Sunday, August 15, 2021

Turkey On Schedule:


Turkey Drifts From The West Into The Arms Of The Magog Coalition

BY BURAK BEKDIL/GATESTONE INSTITUTE



In theory, Turkey is a NATO ally. In theory, also, Turkey is in negotiations with the European Union for full membership. In reality, both are illusions.

In September 2010, Turkish and Chinese aircraft conducted joint exercises in Turkish airspace. In 2011, the Turkish government announced plans to build a ballistic missile with a range of 2,500 kilometers. 

In 2012, Turkey joined the Shanghai Cooperation Organisation (SCO) as a dialogue partner. (Other dialogue partners were Belarus and Sri Lanka; observers were Afghanistan, India, Pakistan, Iran, and Mongolia.) 

Since then, Turkish President Recep Tayyip Erdoğan has said numerous times that Ankara will abandon its quest to join the EU if it is offered full membership in the SCO.

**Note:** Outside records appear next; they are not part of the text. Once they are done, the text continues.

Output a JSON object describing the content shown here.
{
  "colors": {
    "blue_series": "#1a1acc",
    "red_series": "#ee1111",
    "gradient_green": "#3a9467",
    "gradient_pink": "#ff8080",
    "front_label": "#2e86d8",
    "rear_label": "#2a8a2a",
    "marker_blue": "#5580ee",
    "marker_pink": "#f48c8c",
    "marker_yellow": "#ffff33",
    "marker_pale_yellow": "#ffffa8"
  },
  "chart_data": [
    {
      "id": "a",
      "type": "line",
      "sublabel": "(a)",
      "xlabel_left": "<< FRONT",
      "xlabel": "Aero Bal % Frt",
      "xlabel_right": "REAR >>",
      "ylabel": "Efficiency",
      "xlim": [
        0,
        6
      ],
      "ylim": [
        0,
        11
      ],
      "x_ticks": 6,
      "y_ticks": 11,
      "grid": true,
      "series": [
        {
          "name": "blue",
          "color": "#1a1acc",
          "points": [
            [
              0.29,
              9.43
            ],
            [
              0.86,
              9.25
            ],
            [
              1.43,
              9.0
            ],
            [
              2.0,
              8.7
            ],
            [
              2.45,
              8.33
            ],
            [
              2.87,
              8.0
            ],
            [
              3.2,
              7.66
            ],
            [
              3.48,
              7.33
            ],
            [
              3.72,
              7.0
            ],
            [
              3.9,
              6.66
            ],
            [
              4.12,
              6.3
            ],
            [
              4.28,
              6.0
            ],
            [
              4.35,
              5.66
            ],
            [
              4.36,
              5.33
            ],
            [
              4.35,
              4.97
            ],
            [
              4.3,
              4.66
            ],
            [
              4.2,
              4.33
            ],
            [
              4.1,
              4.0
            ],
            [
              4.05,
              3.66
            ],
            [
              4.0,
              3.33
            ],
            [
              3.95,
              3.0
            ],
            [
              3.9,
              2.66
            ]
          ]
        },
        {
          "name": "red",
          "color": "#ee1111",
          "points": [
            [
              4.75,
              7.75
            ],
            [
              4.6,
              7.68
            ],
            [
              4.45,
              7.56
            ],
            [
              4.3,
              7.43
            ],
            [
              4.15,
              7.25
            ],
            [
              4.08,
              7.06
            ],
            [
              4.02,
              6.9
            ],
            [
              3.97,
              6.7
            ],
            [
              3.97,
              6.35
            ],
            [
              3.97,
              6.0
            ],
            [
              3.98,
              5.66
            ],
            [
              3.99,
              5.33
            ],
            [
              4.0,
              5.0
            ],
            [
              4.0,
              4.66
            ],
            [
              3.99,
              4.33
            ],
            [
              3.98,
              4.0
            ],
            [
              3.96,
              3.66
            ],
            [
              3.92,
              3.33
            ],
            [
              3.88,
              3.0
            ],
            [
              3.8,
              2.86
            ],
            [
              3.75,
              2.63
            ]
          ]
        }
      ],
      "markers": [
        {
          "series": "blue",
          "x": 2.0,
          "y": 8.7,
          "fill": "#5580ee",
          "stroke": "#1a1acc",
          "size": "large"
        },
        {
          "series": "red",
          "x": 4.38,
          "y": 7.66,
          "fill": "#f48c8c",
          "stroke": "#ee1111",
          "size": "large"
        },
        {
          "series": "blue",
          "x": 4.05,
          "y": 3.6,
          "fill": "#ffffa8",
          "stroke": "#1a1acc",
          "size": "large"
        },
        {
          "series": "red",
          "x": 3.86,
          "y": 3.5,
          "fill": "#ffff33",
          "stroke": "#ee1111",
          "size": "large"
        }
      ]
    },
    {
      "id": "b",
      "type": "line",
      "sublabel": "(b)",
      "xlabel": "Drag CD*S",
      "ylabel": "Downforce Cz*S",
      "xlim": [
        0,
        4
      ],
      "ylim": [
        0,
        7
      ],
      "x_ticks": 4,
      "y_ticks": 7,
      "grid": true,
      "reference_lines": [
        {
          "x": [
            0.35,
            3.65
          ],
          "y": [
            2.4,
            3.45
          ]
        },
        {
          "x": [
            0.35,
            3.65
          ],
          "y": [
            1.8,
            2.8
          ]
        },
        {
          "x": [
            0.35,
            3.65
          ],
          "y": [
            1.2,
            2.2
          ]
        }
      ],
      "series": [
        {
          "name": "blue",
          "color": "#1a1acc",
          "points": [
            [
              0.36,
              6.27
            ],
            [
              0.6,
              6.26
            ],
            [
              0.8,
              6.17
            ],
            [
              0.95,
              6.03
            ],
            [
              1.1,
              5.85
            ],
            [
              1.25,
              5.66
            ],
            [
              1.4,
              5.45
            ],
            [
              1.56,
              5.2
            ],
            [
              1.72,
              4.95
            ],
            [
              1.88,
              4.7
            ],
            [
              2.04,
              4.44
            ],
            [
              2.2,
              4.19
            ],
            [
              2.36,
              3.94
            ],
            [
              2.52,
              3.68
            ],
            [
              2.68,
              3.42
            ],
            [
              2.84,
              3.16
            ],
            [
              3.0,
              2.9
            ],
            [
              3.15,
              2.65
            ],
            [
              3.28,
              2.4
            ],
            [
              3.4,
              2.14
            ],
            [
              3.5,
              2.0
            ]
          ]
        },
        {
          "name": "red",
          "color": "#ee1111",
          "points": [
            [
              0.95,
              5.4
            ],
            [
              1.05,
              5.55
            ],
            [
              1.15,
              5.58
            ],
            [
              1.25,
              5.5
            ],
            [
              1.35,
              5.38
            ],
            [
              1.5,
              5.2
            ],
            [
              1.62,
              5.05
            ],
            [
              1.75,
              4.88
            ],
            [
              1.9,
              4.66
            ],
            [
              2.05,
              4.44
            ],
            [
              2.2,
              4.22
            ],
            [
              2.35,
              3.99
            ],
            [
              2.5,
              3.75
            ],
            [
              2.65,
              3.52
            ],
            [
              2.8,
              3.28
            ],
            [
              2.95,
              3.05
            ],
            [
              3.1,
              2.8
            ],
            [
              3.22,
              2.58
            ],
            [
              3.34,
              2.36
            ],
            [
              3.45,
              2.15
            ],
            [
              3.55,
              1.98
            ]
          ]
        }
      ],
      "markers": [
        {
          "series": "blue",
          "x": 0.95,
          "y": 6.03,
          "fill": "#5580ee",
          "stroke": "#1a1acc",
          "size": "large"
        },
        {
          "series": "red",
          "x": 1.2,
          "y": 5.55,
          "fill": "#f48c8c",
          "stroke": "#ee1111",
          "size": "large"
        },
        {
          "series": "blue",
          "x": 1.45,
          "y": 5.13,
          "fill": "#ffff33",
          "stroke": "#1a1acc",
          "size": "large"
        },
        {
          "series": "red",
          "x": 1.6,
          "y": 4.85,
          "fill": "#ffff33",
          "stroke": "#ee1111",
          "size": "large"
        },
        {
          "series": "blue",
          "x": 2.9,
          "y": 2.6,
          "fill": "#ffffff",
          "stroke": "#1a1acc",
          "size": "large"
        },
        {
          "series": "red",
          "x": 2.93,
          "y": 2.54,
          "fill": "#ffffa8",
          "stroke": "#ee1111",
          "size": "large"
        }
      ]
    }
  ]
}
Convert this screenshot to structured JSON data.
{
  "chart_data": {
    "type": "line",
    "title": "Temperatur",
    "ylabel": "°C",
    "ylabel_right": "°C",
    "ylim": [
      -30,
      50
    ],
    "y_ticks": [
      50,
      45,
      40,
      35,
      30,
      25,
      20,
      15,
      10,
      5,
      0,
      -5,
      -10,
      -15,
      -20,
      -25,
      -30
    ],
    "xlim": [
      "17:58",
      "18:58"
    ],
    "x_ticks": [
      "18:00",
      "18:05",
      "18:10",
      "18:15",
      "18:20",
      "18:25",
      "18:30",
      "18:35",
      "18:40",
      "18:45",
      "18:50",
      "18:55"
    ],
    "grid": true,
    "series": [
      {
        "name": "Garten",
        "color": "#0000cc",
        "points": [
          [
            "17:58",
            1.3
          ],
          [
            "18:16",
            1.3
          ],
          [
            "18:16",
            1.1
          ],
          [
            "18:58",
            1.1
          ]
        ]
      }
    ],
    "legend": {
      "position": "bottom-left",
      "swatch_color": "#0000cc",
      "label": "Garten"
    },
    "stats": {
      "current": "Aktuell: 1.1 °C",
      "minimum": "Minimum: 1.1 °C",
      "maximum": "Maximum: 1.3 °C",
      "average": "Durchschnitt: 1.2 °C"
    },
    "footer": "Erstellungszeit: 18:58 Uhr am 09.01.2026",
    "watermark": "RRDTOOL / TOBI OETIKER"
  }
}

In September 2013, Turkey announced that it had selected a Chinese company for the construction of its first long-range air and anti-missile defense system. After Ankara scrapped that contract, it went on to acquire the Russian-made S-400 system, which resulted in Turkey's suspension from the U.S.-led multinational consortium that builds the F-35 fifth-generation fighter jet. The S-400 controversy also triggered U.S. CAATSA sanctions against Turkey.

Turkey's sociopolitical distance from the West has been growing steadily. New research, by the Turkish pollsters Areda Survey, has shown that:

54.6% of Turks view the U.S. as the biggest security threat to their country while 51% think the biggest threat is Israel; 31.1% think it is the United Arab Emirates; and 30.7% think it is Saudi Arabia.

35.5% of Turks consider the U.S. unreliable; 32.8% think it is a colonialist state.

72.2% object to any kind of cooperation with the U.S.

When asked with which one of the two countries Turkey should develop its relations, 78.9% said Russia against 21.1% who defended cooperation with the U.S.

58.2% of Turks think that Russia is their strategic ally.

69.3% think that the acquisition of the Russian S-400 system was the right decision.

Let those statistics sink in to get a full picture of the direction Turkey is headed.


Turkey's self-alienation from the West and Western institutions is not unrequited. New research in Europe shows how Europeans, once enthusiastic about Turkish membership in the EU, now feel Turkey does not belong with their political culture.